I recommended you read this article if you are not familiar with UEFI.

Assumptions, assumptions

Compared to Linux, Windows Kernel assumes its platform firmware and bootloader (aka. Windows Boot Manager) prepare the basic environment for successful kernel initializations. If certain components are not initialized, bugchecks may occur. Even the system successfully launches, it may have some unexpected behaviors (weird things). An official document explains these a lot.

Little Kernel initializes basic hardware too (at least you need serial for debugging). Certain periapical, including clocks, regulators, and USB are initialized too for application purposes (e.g. Fastboot). Anyway, it initializes less periapical as possible. Sometimes even the panel is not brought up (I’ve seen a case on Android phone).

In short, you have to do more for a successful Windows bring-up:

  • If you know certain components are in the usable state already, skip initialization procedures. For example, on Lumia 950 XL, our UEFI implementation does not need to initialize USB since our bootstrapper (Qualcomm UEFI) did so.
  • If your platform has PCIe components, clocks them up, set regulators and mappings, etc.
  • Initialize at least one debug resource described in your DBG2 table (if applicable, likely on all ARM platforms)
  • Bring up the panel, set basic display parameters and pass a framebuffer pointer for Windows.

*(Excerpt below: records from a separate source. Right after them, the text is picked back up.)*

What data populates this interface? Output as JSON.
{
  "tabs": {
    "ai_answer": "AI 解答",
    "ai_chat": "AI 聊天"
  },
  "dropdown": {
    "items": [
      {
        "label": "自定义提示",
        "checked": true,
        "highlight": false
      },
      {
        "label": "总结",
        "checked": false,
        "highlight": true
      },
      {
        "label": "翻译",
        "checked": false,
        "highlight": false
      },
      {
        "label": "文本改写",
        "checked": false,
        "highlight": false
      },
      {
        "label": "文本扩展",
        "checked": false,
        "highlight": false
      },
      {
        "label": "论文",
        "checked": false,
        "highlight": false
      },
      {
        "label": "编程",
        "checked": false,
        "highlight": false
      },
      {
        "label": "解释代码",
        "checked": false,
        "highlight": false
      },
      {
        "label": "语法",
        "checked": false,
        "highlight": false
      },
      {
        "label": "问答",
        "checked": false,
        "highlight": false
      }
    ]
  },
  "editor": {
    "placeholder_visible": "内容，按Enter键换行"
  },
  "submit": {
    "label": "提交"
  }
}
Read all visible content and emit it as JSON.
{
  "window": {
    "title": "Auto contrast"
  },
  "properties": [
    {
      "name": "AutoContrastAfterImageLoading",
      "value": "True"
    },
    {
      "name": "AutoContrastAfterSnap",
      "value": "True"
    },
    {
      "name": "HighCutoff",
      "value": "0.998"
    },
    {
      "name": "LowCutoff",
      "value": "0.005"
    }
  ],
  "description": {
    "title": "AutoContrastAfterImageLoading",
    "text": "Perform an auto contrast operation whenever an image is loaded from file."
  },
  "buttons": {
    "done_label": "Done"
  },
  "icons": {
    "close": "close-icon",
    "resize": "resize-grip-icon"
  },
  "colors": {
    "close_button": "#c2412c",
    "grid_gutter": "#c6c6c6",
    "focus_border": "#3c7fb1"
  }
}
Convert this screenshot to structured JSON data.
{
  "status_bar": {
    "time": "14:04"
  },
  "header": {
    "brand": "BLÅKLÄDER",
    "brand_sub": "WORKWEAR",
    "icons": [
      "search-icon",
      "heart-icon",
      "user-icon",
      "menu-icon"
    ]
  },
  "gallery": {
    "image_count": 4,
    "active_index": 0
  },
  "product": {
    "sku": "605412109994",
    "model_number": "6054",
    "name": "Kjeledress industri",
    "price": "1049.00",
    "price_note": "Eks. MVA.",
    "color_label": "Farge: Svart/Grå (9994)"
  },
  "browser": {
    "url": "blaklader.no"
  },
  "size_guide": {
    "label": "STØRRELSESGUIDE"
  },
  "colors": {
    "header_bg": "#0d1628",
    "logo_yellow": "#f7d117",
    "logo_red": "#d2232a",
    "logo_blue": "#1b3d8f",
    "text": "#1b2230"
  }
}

So how about Linux? If your Linux platform uses DT instead of ACPI, you are likely not required to do most of the stuff Windows requires. On Qualcomm platforms, Linux kernel will clock up PCIe cores, set regulators and mappings to make it in the usable state. If your platform uses standard ACPI and platform drivers do not perform additional initialization procedures, initialize these components in firmware.

Fill the hole

Both UEFI w/ ACPI and LK will perform fix-up tasks before transferring control to the kernel. On Qualcomm platforms, chipset metadata (revision, foundry ID, etc.) will be filled in DSDT. Certain logic in DSDT depends on them. Typical Linux Android device will ship with a large DT for multiple variants. LK selects the best fit using chipset ID/PMIC ID/board ID, then fill in some memory region information for kernel use.

ACPI tables in the firmware for Windows 10 on ARM is pre-patched. So I don’t implement the fix-up logic additionally.

Multi-processor Startup, Again

Why am I discussing the thing again? Because it is important.

Little Kernel (and likely other Linux Android bootloaders) will only use a single processor in its lifecycle (a notable exception is Raspberry Pi, which uses spin table except 3+). When it transfers control to Linux, Linux will bring other cores out of reset state and make them available for use.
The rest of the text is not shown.